June 15, 2012 at 11:00 am

Great read!
I’m curious to know if you can scrap webpages with infinite scroll?
This has been a problem I’ve been trying to solve.
Any hints/suggestions ?
- Sebastian Wain says:
  
  June 15, 2012 at 1:34 pm
  
  Yes you can. Can you describe the context of your problem to help you better?
  - Drake082012 says:
    
    June 15, 2012 at 10:02 pm
    
    I’ve come across certain websites (i.e. image sites, etc) that uploading the page only a select few images are loaded. When I scroll down to the bottom more images are loaded. If I use, for example, mechanize, to pull the page I don’t get all the images. This is because of the javascript I presume.
    
    How would you go about it with htmlunit?
snape says:

July 24, 2012 at 9:51 am

I have used HtmlUnit the way you have written but it is super slow.
Can you suggest something to reduce the time taken by htmlunit
- Sebastian Wain says:
  
  July 24, 2012 at 1:40 pm
  
  Yes.

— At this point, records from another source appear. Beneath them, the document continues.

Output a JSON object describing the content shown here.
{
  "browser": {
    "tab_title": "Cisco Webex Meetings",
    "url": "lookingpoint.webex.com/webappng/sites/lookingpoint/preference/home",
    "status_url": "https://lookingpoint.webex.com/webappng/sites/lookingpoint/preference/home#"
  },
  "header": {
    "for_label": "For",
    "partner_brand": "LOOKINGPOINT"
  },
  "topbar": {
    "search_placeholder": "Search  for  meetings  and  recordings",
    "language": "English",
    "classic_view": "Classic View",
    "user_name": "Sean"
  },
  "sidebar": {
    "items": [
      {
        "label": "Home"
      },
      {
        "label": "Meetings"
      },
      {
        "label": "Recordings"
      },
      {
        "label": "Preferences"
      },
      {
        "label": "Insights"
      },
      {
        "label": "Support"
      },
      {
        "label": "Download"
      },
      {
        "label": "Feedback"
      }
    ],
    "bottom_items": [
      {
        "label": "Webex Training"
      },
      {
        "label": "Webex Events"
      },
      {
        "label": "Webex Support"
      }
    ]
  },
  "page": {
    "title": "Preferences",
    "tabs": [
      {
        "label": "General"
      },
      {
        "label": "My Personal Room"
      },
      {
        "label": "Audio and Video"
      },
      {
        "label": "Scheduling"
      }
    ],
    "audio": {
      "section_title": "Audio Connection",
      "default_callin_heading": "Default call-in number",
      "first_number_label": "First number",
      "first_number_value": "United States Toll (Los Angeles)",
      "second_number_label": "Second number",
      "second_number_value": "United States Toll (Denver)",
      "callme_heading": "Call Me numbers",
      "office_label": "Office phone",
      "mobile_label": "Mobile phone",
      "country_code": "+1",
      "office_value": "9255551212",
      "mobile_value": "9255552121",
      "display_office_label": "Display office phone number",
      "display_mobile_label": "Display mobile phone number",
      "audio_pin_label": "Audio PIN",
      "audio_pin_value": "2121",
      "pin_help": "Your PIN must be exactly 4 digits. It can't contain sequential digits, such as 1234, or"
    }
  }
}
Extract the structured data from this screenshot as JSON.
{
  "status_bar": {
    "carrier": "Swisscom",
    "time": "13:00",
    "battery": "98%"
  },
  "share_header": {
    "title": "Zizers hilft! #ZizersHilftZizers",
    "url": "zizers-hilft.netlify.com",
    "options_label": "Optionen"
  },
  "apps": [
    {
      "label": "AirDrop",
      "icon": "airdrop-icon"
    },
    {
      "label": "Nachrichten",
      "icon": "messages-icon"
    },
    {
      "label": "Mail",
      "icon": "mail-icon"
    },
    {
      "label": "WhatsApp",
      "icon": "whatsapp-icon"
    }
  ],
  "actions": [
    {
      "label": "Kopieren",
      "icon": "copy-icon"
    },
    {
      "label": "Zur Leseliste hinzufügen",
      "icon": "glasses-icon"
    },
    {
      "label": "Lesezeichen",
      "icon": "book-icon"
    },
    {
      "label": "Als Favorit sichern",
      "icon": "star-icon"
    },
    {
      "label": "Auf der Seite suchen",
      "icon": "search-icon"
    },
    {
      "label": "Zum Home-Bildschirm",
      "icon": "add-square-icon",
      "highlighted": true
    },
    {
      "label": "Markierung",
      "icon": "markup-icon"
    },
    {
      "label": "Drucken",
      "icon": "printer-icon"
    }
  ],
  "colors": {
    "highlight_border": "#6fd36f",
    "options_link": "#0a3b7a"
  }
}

The best way I found to scrape sites with javascript is using a Google Chrome extension for the scraping. I prefer this way to using phantomjs, but phantomjs is faster than htmlunit.
Surender says:

November 14, 2012 at 11:45 am

in webpage has a drop down list, if we select any of them form list it shows values in the below and we need to scrap this data using webclient, just onchange function is calling and submiting the form
akhter says:

April 10, 2013 at 3:37 am

why using jython ? don’t you think we should directly use java for using htmlunit ?
- Sebastian Wain says:
  
  April 10, 2013 at 9:30 am
  
  Searching on Google I found answers like http://stackoverflow.com/questions/96922/why-use-jython-when-you-could-just-use-java and I agree with many of the answers.
Reynold PJ says:

May 7, 2014 at 12:48 pm

Awesome !! thanks a ton :)
Kishore kumar says:

May 27, 2015 at 3:27 am

hi I ran the script but it comes out as blank

C:jython2.7.0>jython.jar -J-classpath “C:jython2.7.0htmlunit-2.16-binhtmluni
t-2.16lib*” gartner.py
anaya says:

June 11, 2015 at 6:26 pm

How can I use it in java?